A system is High Availability when it is working 99.999% of its time. It's often said "five 9s of availability" and that's roughly a downtime of just 5.26 min per year, or 26.30 seconds per month.
It's not easy to have "Highly Available Systems" - you need a lot of automation to recover from failures and high levels of redundancy to be able to replace broken parts of your architecture right away. In addition, your architecture must be elastic: so when you are under increased load, the architecture must grow to meet the demand.
In AWS, for example, the "High Availability Systems" design is in one Region with resources deployed in different Availability Zones (AZs) in the same Region.
It is expensive to have a highly available system because there is a lot of redundancy in place to ensure the five 9s level of service.
But, in "High Availability" with five nines... there is downtime: very little, but there is... what if those minutes or seconds are a black friday? How is your business affected?
For higher levels of availability you have "Fault Tolerance": The system can keep working altough any component of the system fail: the system don“t stop of giving service altouh at the same time it is replacing a broken component: there is not downtime
"Fault Tolerant Systems" have higher levels of availability - they have six 9s or more (99.9999% or more) and the system can operate without downtime.
A system that is "Fault Tolerant" is obviously "High Availability", but the opposite is not true: if a system is "High Availability" that does not mean that it is also fault tolerant.
A fault tolerant system is still more expensive than a high availability one and is typically designed in AWS with regional redundancy: it uses more than one region and its availability zones to implement the architecture: if an entire region fails, one Failover will redirect the load to the other region where there is an active architecture configuration.
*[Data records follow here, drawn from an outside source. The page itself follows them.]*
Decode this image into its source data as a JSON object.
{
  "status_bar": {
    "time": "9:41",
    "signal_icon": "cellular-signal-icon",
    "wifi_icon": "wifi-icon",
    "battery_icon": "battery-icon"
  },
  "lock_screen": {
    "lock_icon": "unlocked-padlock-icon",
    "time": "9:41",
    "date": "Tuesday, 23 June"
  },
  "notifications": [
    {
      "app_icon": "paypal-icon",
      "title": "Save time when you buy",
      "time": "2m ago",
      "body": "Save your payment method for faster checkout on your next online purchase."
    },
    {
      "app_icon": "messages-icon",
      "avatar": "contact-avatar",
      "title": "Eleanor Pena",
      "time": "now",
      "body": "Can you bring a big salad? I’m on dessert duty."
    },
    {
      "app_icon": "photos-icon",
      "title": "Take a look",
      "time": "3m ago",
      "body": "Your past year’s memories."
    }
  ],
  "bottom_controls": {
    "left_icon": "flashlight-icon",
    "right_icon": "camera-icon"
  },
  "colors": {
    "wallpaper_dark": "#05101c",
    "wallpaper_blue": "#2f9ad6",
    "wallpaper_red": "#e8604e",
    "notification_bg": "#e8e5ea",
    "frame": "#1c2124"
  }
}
Another related concept is "Disaster Recovery" but, in this case, they are different disaster recovery strategies, and, in this case, the KPIs to follow are the RPO and the RTO, that is, the point of time of the last saved data. (RPO), and the time to recover the system again (RTO). They typically have passive redundancies or asynchronous data copying, and more than one region is used to support disaster recovery architecture.
I hope it helps you!
regards,